- Capital: Nikopol in modern day Bulgaria
- • Battle of Nicopolis: 1396
- • Disestablished: 1878
| Preceded by | Succeeded by |
| / Tsardom of Vidin | Principality of Bulgaria / |
- Today part of: Bulgaria

= Sanjak of Nicopolis =

Administrative division of the Ottoman Empire

The Sanjak of Nicopolis (Никополски санджак Nikopolski sandzhak, Niğbolu Sancağı) was a sanjak in the Ottoman Empire, with Nikopol in modern Bulgaria as its administrative centre. It was established out of the territories of the Tsardom of Vidin, after the Battle of Nicopolis in 1396.

== Administration ==

The earliest defter of the Sanjak of Nicopolis is composed in the mid-15th century. One group of scholars dated this defter to 1430 while another group of scholars dated it to 1479/1480. This was the first Ottoman defter which mentioned the Romani people, who lived in 431 households, or 3.5 percent of households in this sanjak.

=== Administrative division ===
In the collected notes of Evliya Çelebi (mid-17th century) the Sanjak of Nicopolis with 20 ziamets and 244 timars and income of 40,000 aspres was mentioned as one of 24 Ottoman sanjaks in Rumelia. In the mid-19th century it had 15 kadiluks.

=== Sanjak-beys ===
Bulgarian historian Rusi Stojkov believed that Skanderbeg was mentioned in 1430 Ottoman defter as a sanjak-bey of the Sanjak of Nicopolis. According to this view he was appointed to this position shortly after being chosen for the position of sanjak-bey of the Sanjak of Dibra.
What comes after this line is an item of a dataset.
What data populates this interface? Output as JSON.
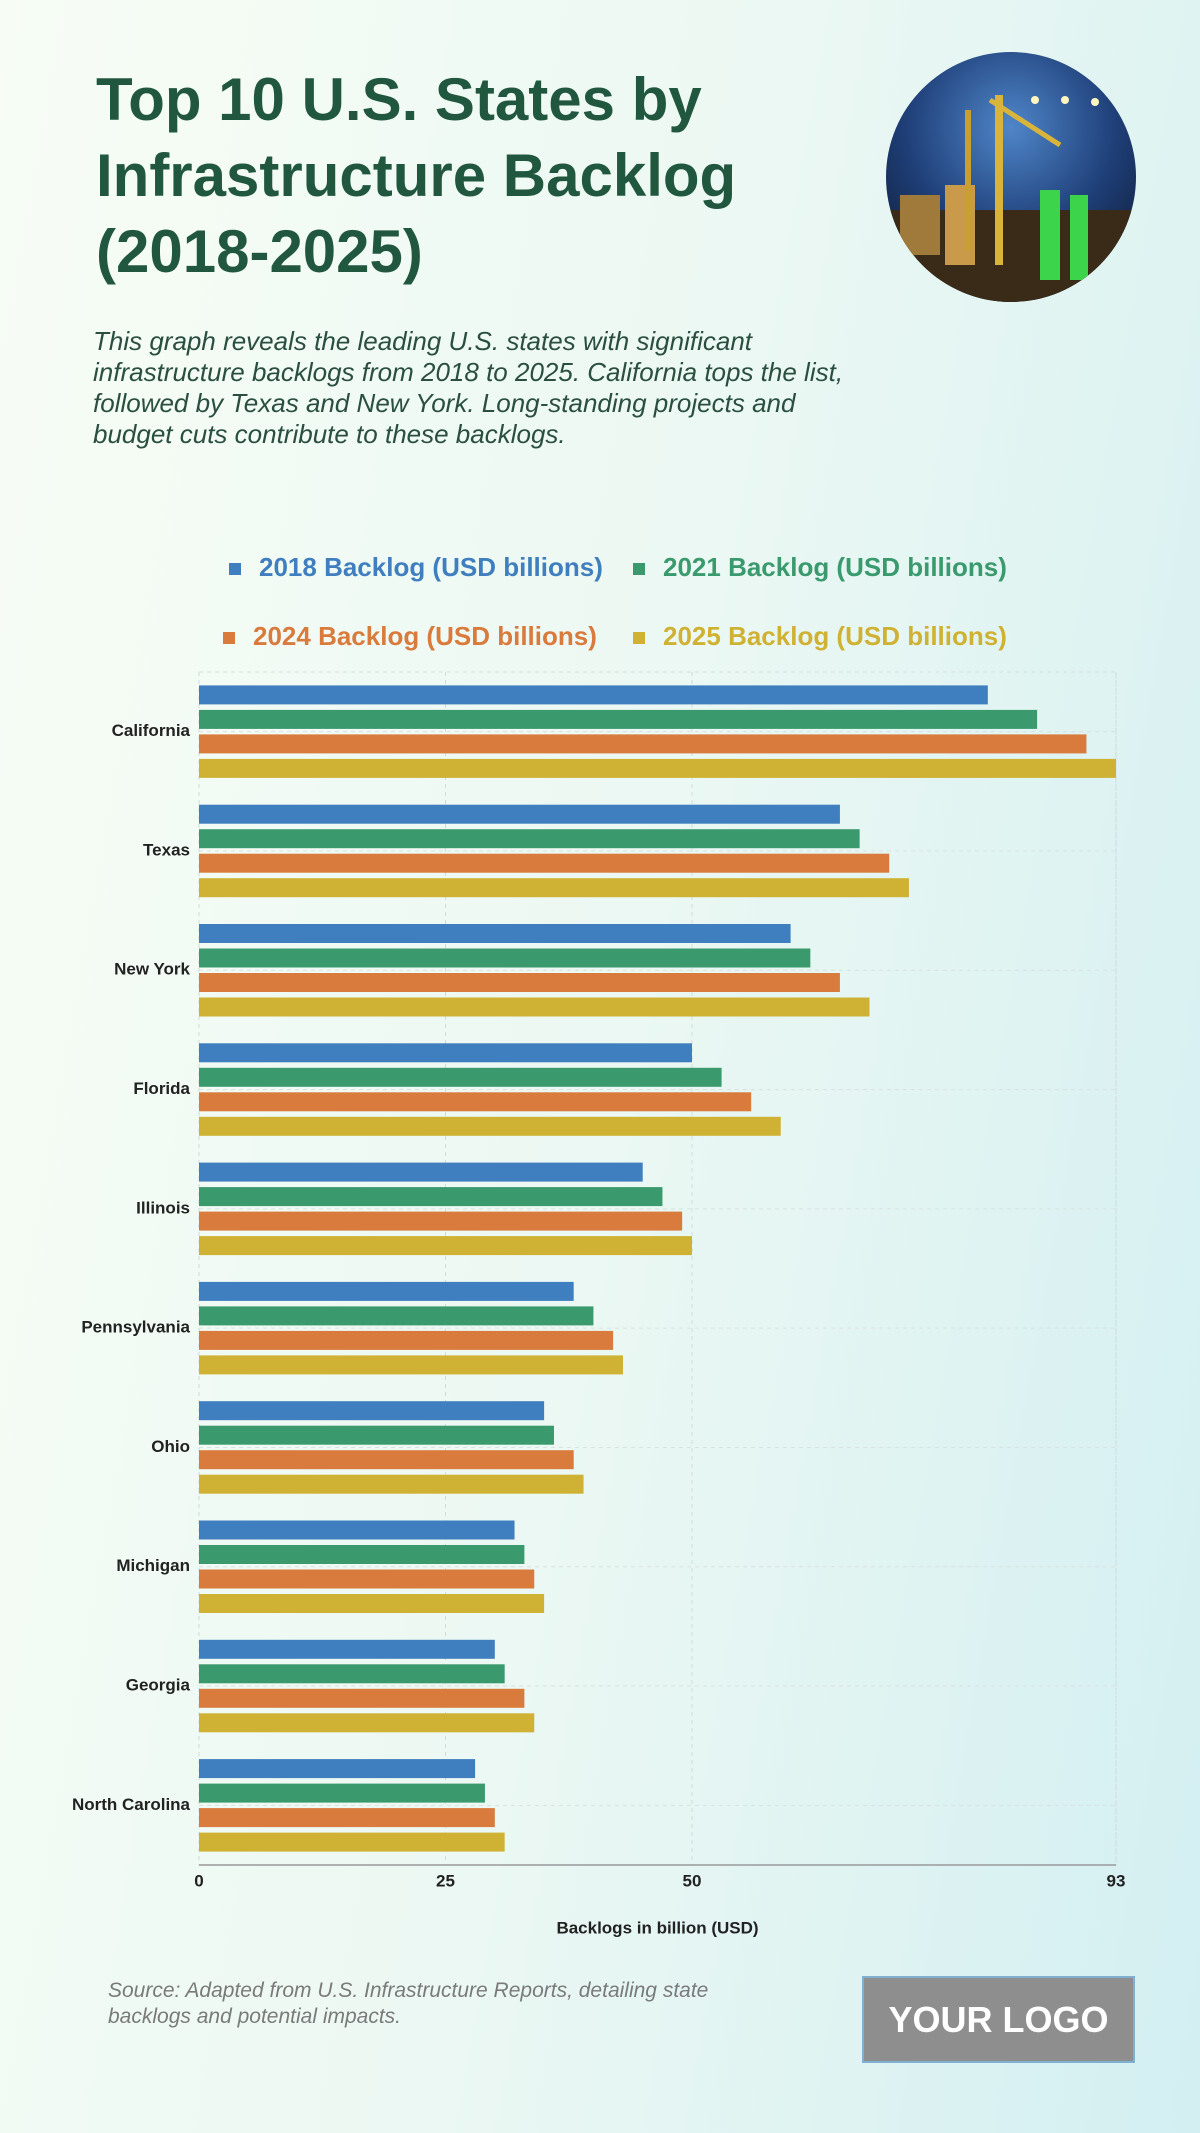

Halil İnalcık explained that for Skanderbeg, "this was a big promotion as Nikopol was one of the largest sanjaks of European Turkey". Strashimir Dimitrov dated this defter to 1479–80 and believed that the Iskander Bey mentioned in it was not Skanderbeg but some other person who was mirliva of Nicopolis.

During the reign of Sultan Murad II the sanjak-bey was Mehmed Bey, a son of Firuz Bey.

In March 1834 Husseyn Pasha was appointed as sanjak-bey of the Sanjak of Nicopolis and Sanjak of Vidin.

== Economy ==

The Sanjak of Nicopolis was one of six Ottoman sanjaks with most developed shipbuilding (besides sanjaks of Smederevo, Vidin, Požega, Zvornik and Mohač).